BANDUNG – Kasus penyekapan dan kekerasan ekstrem yang menimpa korban berinisial YTR di Kabupaten Bandung mendapat perhatian serius dari Presiden Prabowo Subianto. Kepala Staf Kepresidenan, Jenderal TNI (Purn.) Dudung Abdurachman, menegaskan bahwa Presiden secara khusus telah menginstruksikan agar proses hukum terhadap pelaku berjalan secara tegas dan transparan.
Arahan tersebut disampaikan langsung oleh Dudung usai menjenguk korban di Rumah Sakit Hasan Sadikin (RSHS) Bandung pada Kamis (25/6/2026). Dudung menyebut bahwa Presiden sangat peduli terhadap nasib korban dan memastikan bahwa negara hadir untuk memberikan keadilan.
“Pesan beliau (Presiden), agar kasus ini diproses sesuai hukum yang berlaku. Beliau sangat peduli dengan kejadian ini,” ungkap Dudung di hadapan awak media.
Dudung mengaku terpukul setelah melihat langsung kondisi fisik YTR yang memprihatinkan akibat penganiayaan selama kurang lebih tiga tahun di sebuah indekos di Cileunyi, Kabupaten Bandung. Ia mengutuk keras perbuatan tersangka utama, Taufik Hidayat, yang dinilainya telah melampaui batas kewajaran manusia.
“Secara pribadi, saya melihat kondisi korban saat ini benar-benar di luar batas-batas kemanusiaan. Oleh karena itu, pelaku sangat layak dihukum seberat-beratnya,” tegas mantan Kepala Staf Angkatan Darat tersebut.

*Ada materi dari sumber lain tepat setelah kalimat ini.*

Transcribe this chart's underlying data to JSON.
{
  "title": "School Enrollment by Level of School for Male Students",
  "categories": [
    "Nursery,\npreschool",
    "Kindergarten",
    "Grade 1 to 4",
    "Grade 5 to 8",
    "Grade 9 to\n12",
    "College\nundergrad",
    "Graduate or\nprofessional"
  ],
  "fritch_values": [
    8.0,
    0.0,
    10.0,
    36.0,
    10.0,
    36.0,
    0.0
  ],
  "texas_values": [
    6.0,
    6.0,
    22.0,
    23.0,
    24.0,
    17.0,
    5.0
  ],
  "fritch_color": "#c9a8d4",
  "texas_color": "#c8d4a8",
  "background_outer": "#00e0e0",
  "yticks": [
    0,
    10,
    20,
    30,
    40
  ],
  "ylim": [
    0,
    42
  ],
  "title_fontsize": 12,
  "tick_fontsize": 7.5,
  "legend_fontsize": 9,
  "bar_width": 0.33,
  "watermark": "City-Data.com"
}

Akibat penyekapan berkepanjangan tersebut, YTR harus menanggung beban penderitaan yang mendalam. Korban mengalami luka berat yang memengaruhi fungsi vital tubuhnya, mulai dari gangguan penglihatan, kesulitan berbicara, hingga kehilangan kemampuan untuk berjalan secara normal.
Menanggapi tragedi ini, Dudung juga mengimbau seluruh masyarakat untuk meningkatkan kewaspadaan dan kepekaan sosial terhadap lingkungan sekitar. Ia mengajak masyarakat untuk tidak ragu melaporkan segala bentuk aktivitas mencurigakan kepada aparat keamanan agar tindakan serupa tidak terulang di kemudian hari.
“Melihat ada hal-hal yang mencurigakan atau janggal di lingkungan, segera laporkan kepada aparat terkait. Langkah pencegahan dini sangat penting agar tidak terjadi lagi kejadian di luar pengawasan,” pungkasnya.
Saat ini, Taufik Hidayat telah resmi ditetapkan sebagai tersangka dan tengah menghadapi proses hukum lebih lanjut atas tindak pidana penyekapan dan penganiayaan berat yang ia lakukan.